Evelyn Waugh: A Biography, by Christopher Sykes
Jan 30th, 2006 by Debra Murphy
Reviewed by Debra Murphy
(order from Amazon: Evelyn Waugh: A Biography)
This 1975 biography of Catholic convert and novelist Evelyn Waugh, one of the luminaries of the so-called “Catholic Literary Revival” of the first half of the twentieth century, was written by Waugh’s contemporary, friend and fellow Catholic, English writer Christopher Sykes. In the relationship between the two men lies this particular biography’s strength and weaknesses. As friend, Sykes knew most of the people Waugh knew, and was able to give first-hand (or at least second-hand “from-the-horse’s-mouth”) accounts of many of the telling incidents he relates. The downside of this equation, for the student of Waugh’s life and writings, is that Sykes seems on more than one occasion reluctant to speak with candor about mutual acquaintances (many who were no doubt still alive at the time of writing), and even, perhaps, about Waugh himself.
Though one of the great Catholic novelists stylists in the English language, Waugh, as Sykes owns up, was also capable of almost legendary bouts of drunkenness, rudeness, coarseness, cruelty, bigotry, snobbery, and something very like madness of the paranoid variety. (“He is possessed” was Hilaire Belloc’s assessment upon his first meeting with Waugh.) To the frequent charge of hypocrisy, given his propensity for writing on religious themes, Waugh himself frequently and famously replied, “You have no idea how much nastier I would be if I was not a Catholic. Without supernatural aid I would hardly be a human being.” That’s all well and good, and Sykes hardly seeks to gloss over it, but this is largely a literary biography, and a reader seeking more in-depth details or analysis of this dark side of Waugh’s life, character, and opinions may need to look elsewhere.

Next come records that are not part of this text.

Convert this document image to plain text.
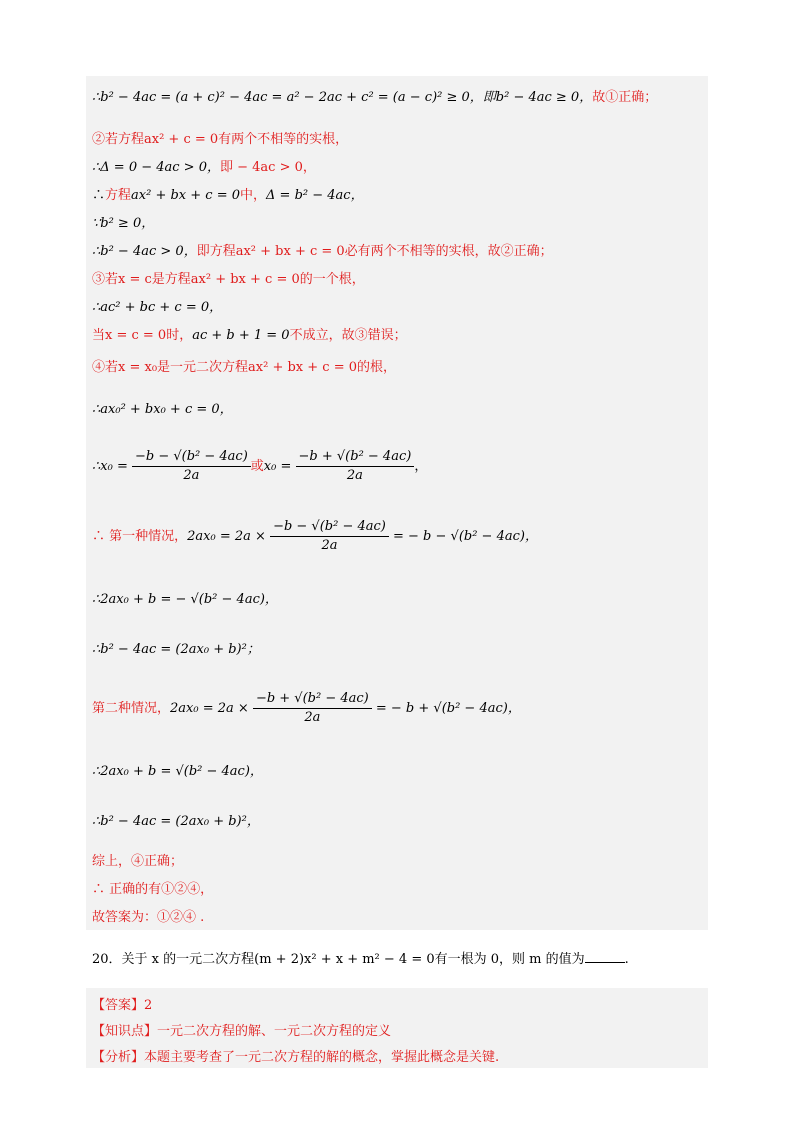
∴b² − 4ac = (a + c)² − 4ac = a² − 2ac + c² = (a − c)² ≥ 0，即b² − 4ac ≥ 0，故①正确；
②若方程ax² + c = 0有两个不相等的实根，
∴Δ = 0 − 4ac > 0，即 − 4ac > 0，
∴方程ax² + bx + c = 0中，Δ = b² − 4ac，
∵b² ≥ 0，
∴b² − 4ac > 0，即方程ax² + bx + c = 0必有两个不相等的实根，故②正确；
③若x = c是方程ax² + bx + c = 0的一个根，
∴ac² + bc + c = 0，
当x = c = 0时，ac + b + 1 = 0不成立，故③错误；
④若x = x₀是一元二次方程ax² + bx + c = 0的根，
∴ax₀² + bx₀ + c = 0，
∴x₀ = $\frac{\text{−b − √(b² − 4ac)}}{2a}$ 或$x_0 = \frac{\text{−b + √(b² − 4ac)}}{2a}$ ，
∴ 第一种情况，$2ax_0 = 2a \times \frac{\text{−b − √(b² − 4ac)}}{2a}$ = − b − √(b² − 4ac)，
∴2ax₀ + b = − √(b² − 4ac)，
∴b² − 4ac = (2ax₀ + b)²；
第二种情况，$2ax_0 = 2a \times \frac{\text{−b + √(b² − 4ac)}}{2a}$ = − b + √(b² − 4ac)，
∴2ax₀ + b = √(b² − 4ac)，
∴b² − 4ac = (2ax₀ + b)²，
综上，④正确；
∴ 正确的有①②④，
故答案为：①②④ .
20．关于 x 的一元二次方程(m + 2)x² + x + m² − 4 = 0有一根为 0，则 m 的值为	.
【答案】2
【知识点】一元二次方程的解、一元二次方程的定义
【分析】本题主要考查了一元二次方程的解的概念，掌握此概念是关键.
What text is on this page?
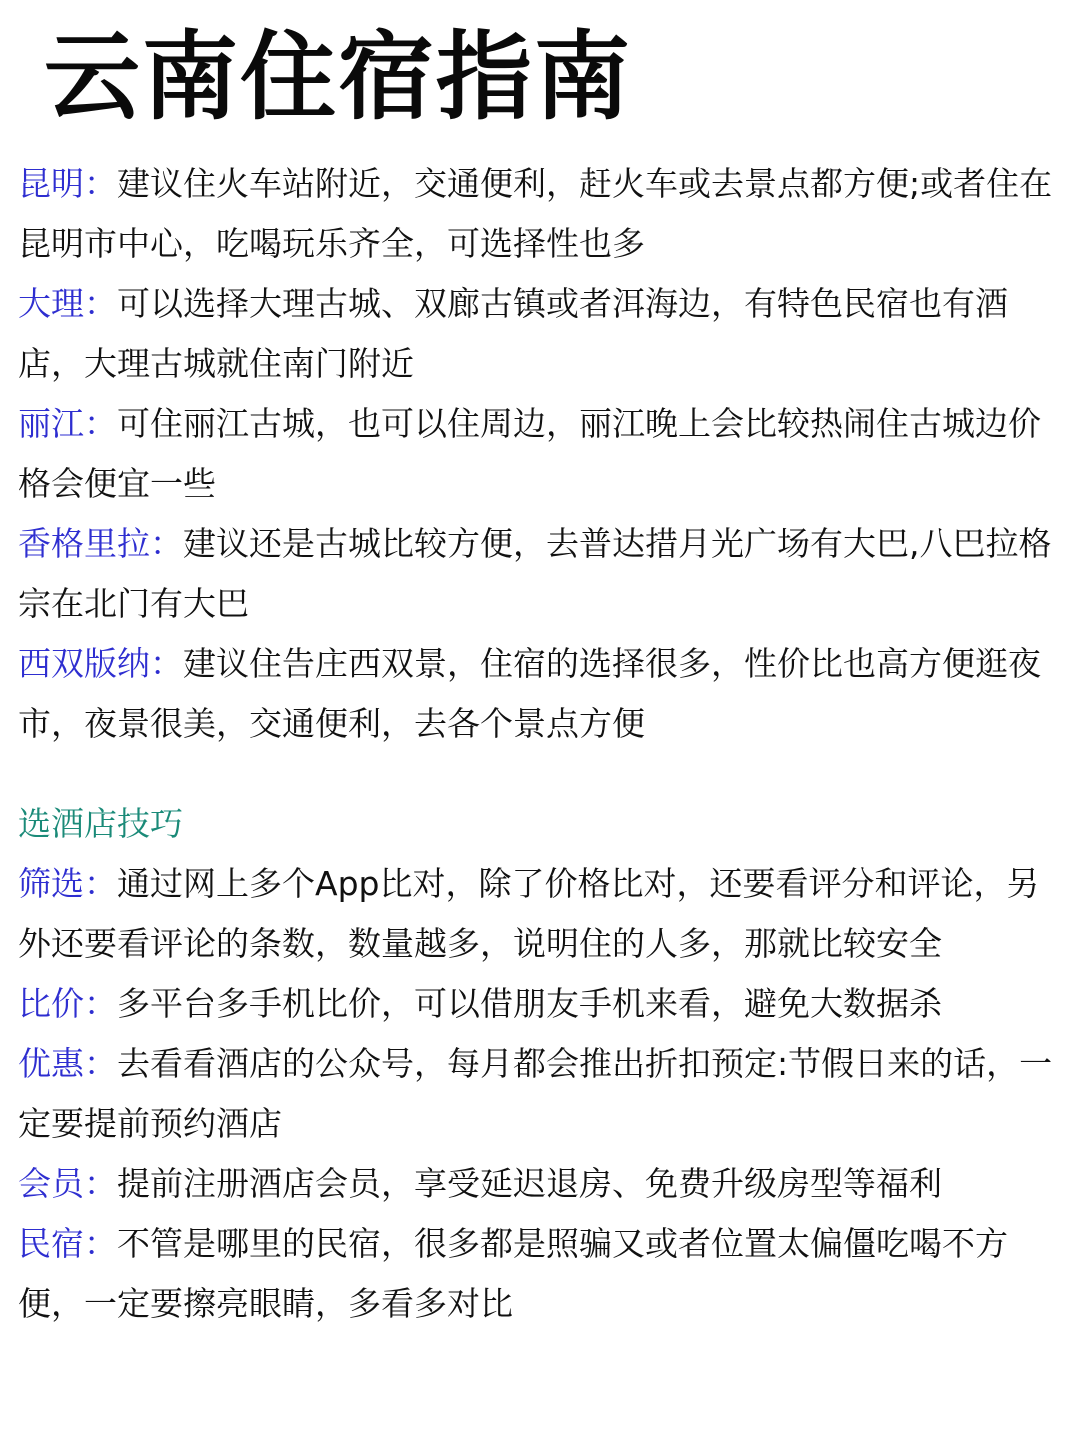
云南住宿指南

昆明：建议住火车站附近，交通便利，赶火车或去景点都方便;或者住在昆明市中心，吃喝玩乐齐全，可选择性也多

大理：可以选择大理古城、双廊古镇或者洱海边，有特色民宿也有酒店，大理古城就住南门附近

丽江：可住丽江古城，也可以住周边，丽江晚上会比较热闹住古城边价格会便宜一些

香格里拉：建议还是古城比较方便，去普达措月光广场有大巴,八巴拉格宗在北门有大巴

西双版纳：建议住告庄西双景，住宿的选择很多，性价比也高方便逛夜市，夜景很美，交通便利，去各个景点方便

选酒店技巧

筛选：通过网上多个App比对，除了价格比对，还要看评分和评论，另外还要看评论的条数，数量越多，说明住的人多，那就比较安全

比价：多平台多手机比价，可以借朋友手机来看，避免大数据杀

优惠：去看看酒店的公众号，每月都会推出折扣预定:节假日来的话，一定要提前预约酒店

会员：提前注册酒店会员，享受延迟退房、免费升级房型等福利

民宿：不管是哪里的民宿，很多都是照骗又或者位置太偏僵吃喝不方便，一定要擦亮眼睛，多看多对比
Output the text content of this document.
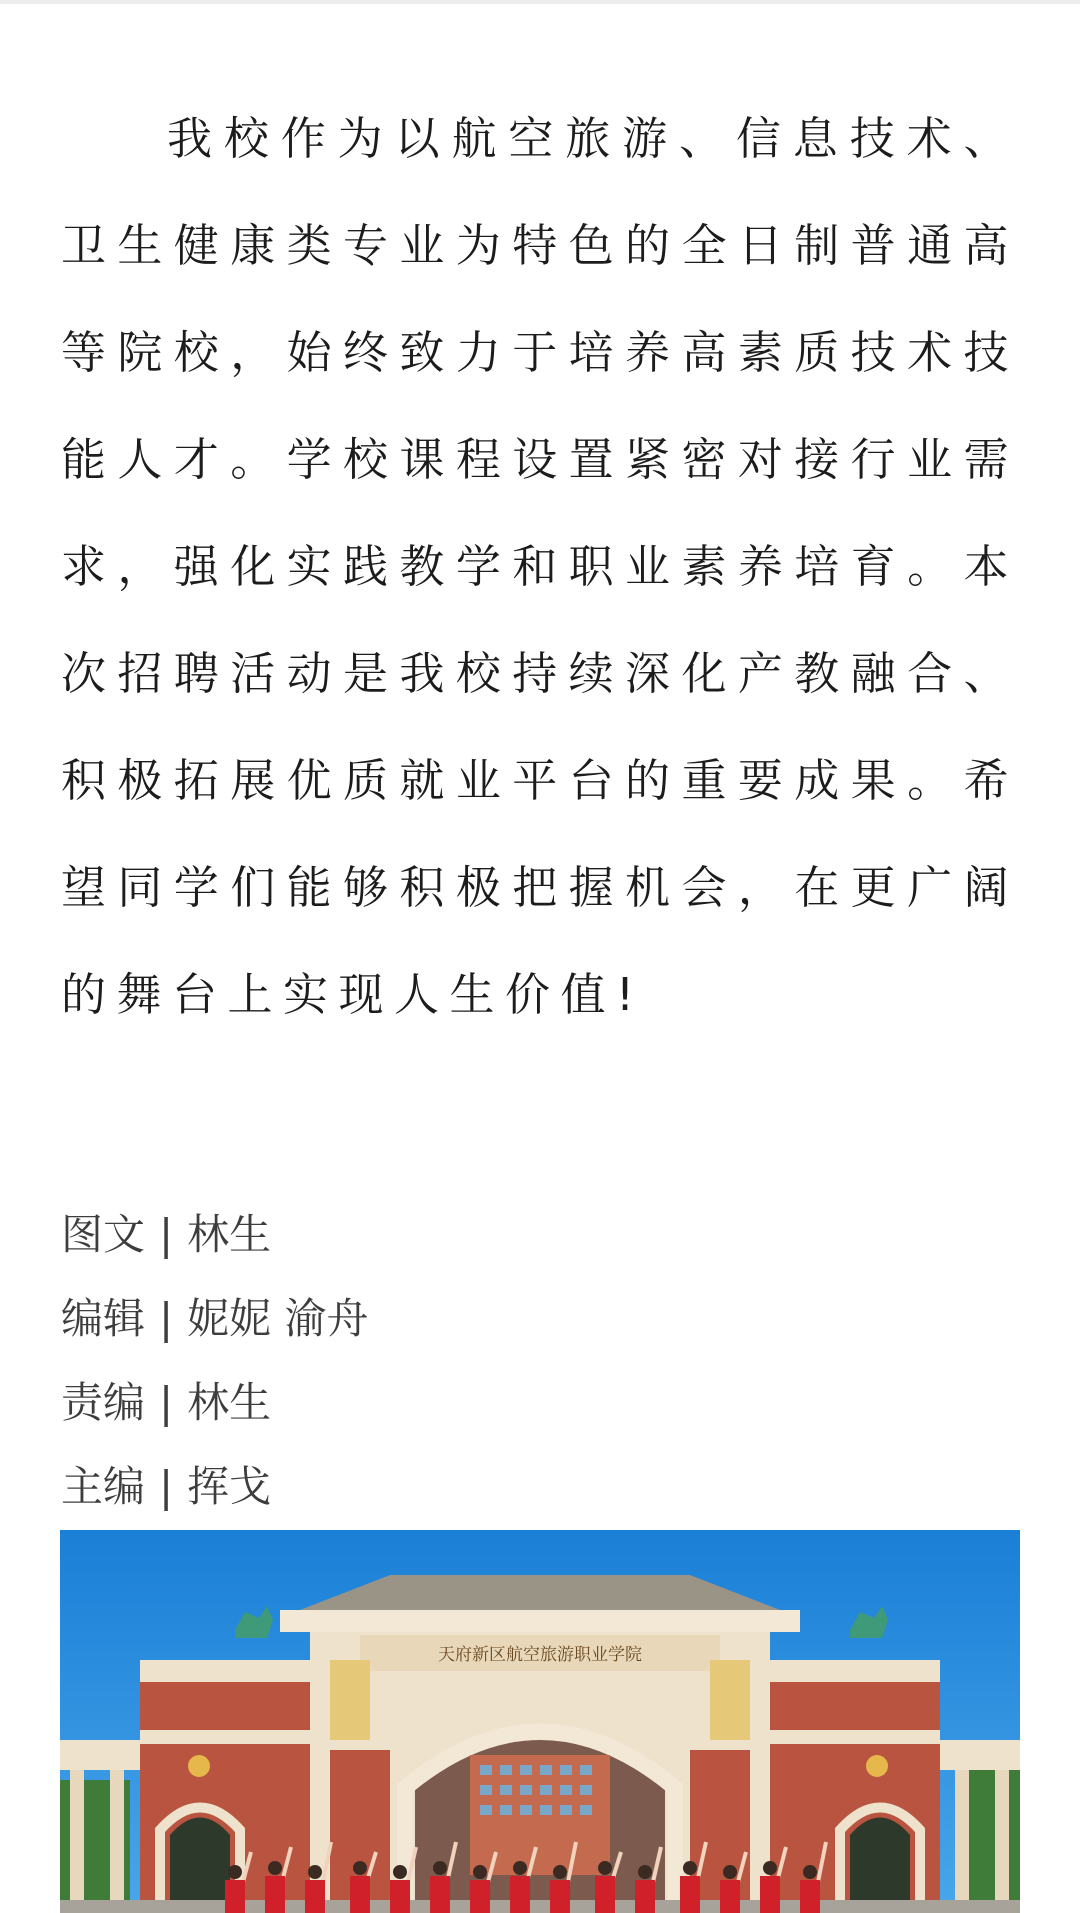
我校作为以航空旅游、信息技术、卫生健康类专业为特色的全日制普通高等院校，始终致力于培养高素质技术技能人才。学校课程设置紧密对接行业需求，强化实践教学和职业素养培育。本次招聘活动是我校持续深化产教融合、积极拓展优质就业平台的重要成果。希望同学们能够积极把握机会，在更广阔的舞台上实现人生价值!

图文 | 林生
编辑 | 妮妮 渝舟
责编 | 林生
主编 | 挥戈
天府新区航空旅游职业学院
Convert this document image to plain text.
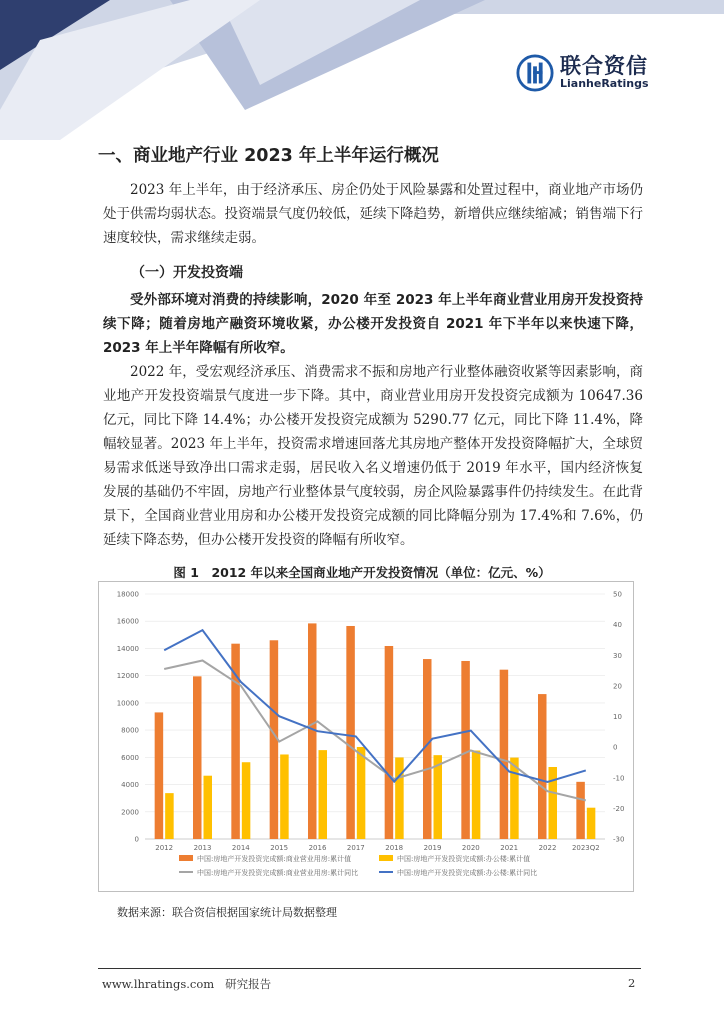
联合资信
LianheRatings
一、商业地产行业 2023 年上半年运行概况
2023 年上半年，由于经济承压、房企仍处于风险暴露和处置过程中，商业地产市场仍处于供需均弱状态。投资端景气度仍较低，延续下降趋势，新增供应继续缩减；销售端下行速度较快，需求继续走弱。
（一）开发投资端
受外部环境对消费的持续影响，2020 年至 2023 年上半年商业营业用房开发投资持续下降；随着房地产融资环境收紧，办公楼开发投资自 2021 年下半年以来快速下降，2023 年上半年降幅有所收窄。
2022 年，受宏观经济承压、消费需求不振和房地产行业整体融资收紧等因素影响，商业地产开发投资端景气度进一步下降。其中，商业营业用房开发投资完成额为 10647.36 亿元，同比下降 14.4%；办公楼开发投资完成额为 5290.77 亿元，同比下降 11.4%，降幅较显著。2023 年上半年，投资需求增速回落尤其房地产整体开发投资降幅扩大，全球贸易需求低迷导致净出口需求走弱，居民收入名义增速仍低于 2019 年水平，国内经济恢复发展的基础仍不牢固，房地产行业整体景气度较弱，房企风险暴露事件仍持续发生。在此背景下，全国商业营业用房和办公楼开发投资完成额的同比降幅分别为 17.4%和 7.6%，仍延续下降态势，但办公楼开发投资的降幅有所收窄。
图 1　2012 年以来全国商业地产开发投资情况（单位：亿元、%）
0
2000
4000
6000
8000
10000
12000
14000
16000
18000
-30
-20
-10
0
10
20
30
40
50
2012	2013	2014	2015	2016	2017	2018	2019	2020	2021	2022 2023Q2
中国:房地产开发投资完成额:商业营业用房:累计值	中国:房地产开发投资完成额:办公楼:累计值
中国:房地产开发投资完成额:商业营业用房:累计同比	中国:房地产开发投资完成额:办公楼:累计同比
数据来源：联合资信根据国家统计局数据整理
www.lhratings.com 研究报告	2
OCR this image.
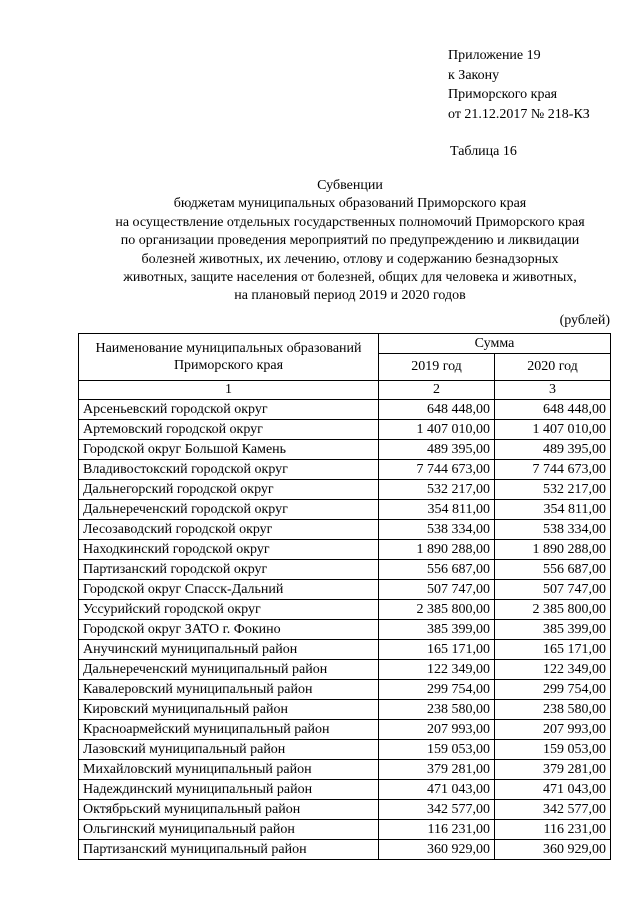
Приложение 19
к Закону
Приморского края
от 21.12.2017 № 218-КЗ
Таблица 16
Субвенции
бюджетам муниципальных образований Приморского края
на осуществление отдельных государственных полномочий Приморского края
по организации проведения мероприятий по предупреждению и ликвидации
болезней животных, их лечению, отлову и содержанию безнадзорных
животных, защите населения от болезней, общих для человека и животных,
на плановый период 2019 и 2020 годов
(рублей)
Наименование муниципальных образований Приморского края	Сумма	
	2019 год	2020 год
1	2	3
Арсеньевский городской округ	648 448,00	648 448,00
Артемовский городской округ	1 407 010,00	1 407 010,00
Городской округ Большой Камень	489 395,00	489 395,00
Владивостокский городской округ	7 744 673,00	7 744 673,00
Дальнегорский городской округ	532 217,00	532 217,00
Дальнереченский городской округ	354 811,00	354 811,00
Лесозаводский городской округ	538 334,00	538 334,00
Находкинский городской округ	1 890 288,00	1 890 288,00
Партизанский городской округ	556 687,00	556 687,00
Городской округ Спасск-Дальний	507 747,00	507 747,00
Уссурийский городской округ	2 385 800,00	2 385 800,00
Городской округ ЗАТО г. Фокино	385 399,00	385 399,00
Анучинский муниципальный район	165 171,00	165 171,00
Дальнереченский муниципальный район	122 349,00	122 349,00
Кавалеровский муниципальный район	299 754,00	299 754,00
Кировский муниципальный район	238 580,00	238 580,00
Красноармейский муниципальный район	207 993,00	207 993,00
Лазовский муниципальный район	159 053,00	159 053,00
Михайловский муниципальный район	379 281,00	379 281,00
Надеждинский муниципальный район	471 043,00	471 043,00
Октябрьский муниципальный район	342 577,00	342 577,00
Ольгинский муниципальный район	116 231,00	116 231,00
Партизанский муниципальный район	360 929,00	360 929,00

In spite of friendship, however, Sykes’ accounts of Waugh’s conversion, literary development, literary successes, and literary flaws all come across as balanced and even-handed, and very much worth reading for fans of Catholic fiction in general, and the English Catholic literary revival in particular. Sykes’ rendering of the intellectual and social milieu within which Waugh lived and worked is also telling: Portions of the narrative are especially useful as a reminder that, while Waugh is now on almost every Catholic’s short list of great Catholic writers, and his Brideshead Revisited is in particular regarded as a classic novel of conversion and the role of faith in the midst of twentieth century confusions, Waugh, like many a prophet before him, was not universally welcomed, not even by his own. Not only did the secular critics of the day grieve when one of their most promising writers was lost to the “superstitions” (literary and theological) of Catholicism, on more than one occasion, as recorded by Sykes, Waugh’s dark comic propensities were blasted as offensive, immoral, and un-Catholic by the editor of Britain’s influential Catholic newspsper, The Tablet. A planned MGM movie adaptation of Brideshead Revisited was scotched in the late 40s in part because of objections to the adultery theme—objections forwarded by the Catholic Legion of Decency.
Speaking of which, my own favorite section in the biography is the chapter discussing the writing and publication of Brideshead Revisited, the essential subject of which, in spite of its loose-and-lavish trappings, is not, Sykes says, “youthful irresponsibility, youthful and mature love, the pageant of fashion, the splendour of aristocratic society, but certain Last Things: how to face death, the Christian Truths, the world-wide claims of the Catholic Church.” Sykes goes on to add:
The book had a boldness and originality of theme less easy to discern now than when it first came out. Not since the time of Robert Hugh Benson and his brother Arthur Benson, over thirty years before, had novelists of high ambition taken Christian religion as the main subject of a fiction to be treated without scepticism. There had grown up a literary convention whereby religious faith was only referred to in a novel, if at all, as a detail of the background or of character-sketching, or as the object of ridicule or attack, but never treated with implied or explicit respect. (Maurice Baring was an exception.) To write seriously, as a believer, in a novel, was felt to be, in the slang of the period, ‘shy-making’. Graham Greene’s use of a Roman Catholic theme in Brighton Rock was acceptable because the story, being about criminals, implied an equation of religion with psychological abnormality, and added to the horror of the tale. The same author’s use of a central religious theme in his great book The Power and the Glory (published) in 1940) was again acceptable to the prevailing convention, because the story was set in an exotic scene. But Evelyn was doing something which seemed in England to have gone out of fashion for ever; he was making religion the central point of a story about contemporary Enlgish life, and approaching his theme with respect and awe. If Evelyn had been a French writer he could have written a French equivalent of Brideshead Revisited within a living tradition. As an English novelist he was exploring neglected territory, and if he sometimes went astray in his handling of his main theme, it was chiefly for that reason.
Since 1944 several writers including Graham Greene have attempted serious unsceptical treatment of orthodox Christian religion in novels, notably Iris Murdoch among Anglicans in The Bell. I think they all owe rather more to the example of Evelyn’s novel than is commonly recognized.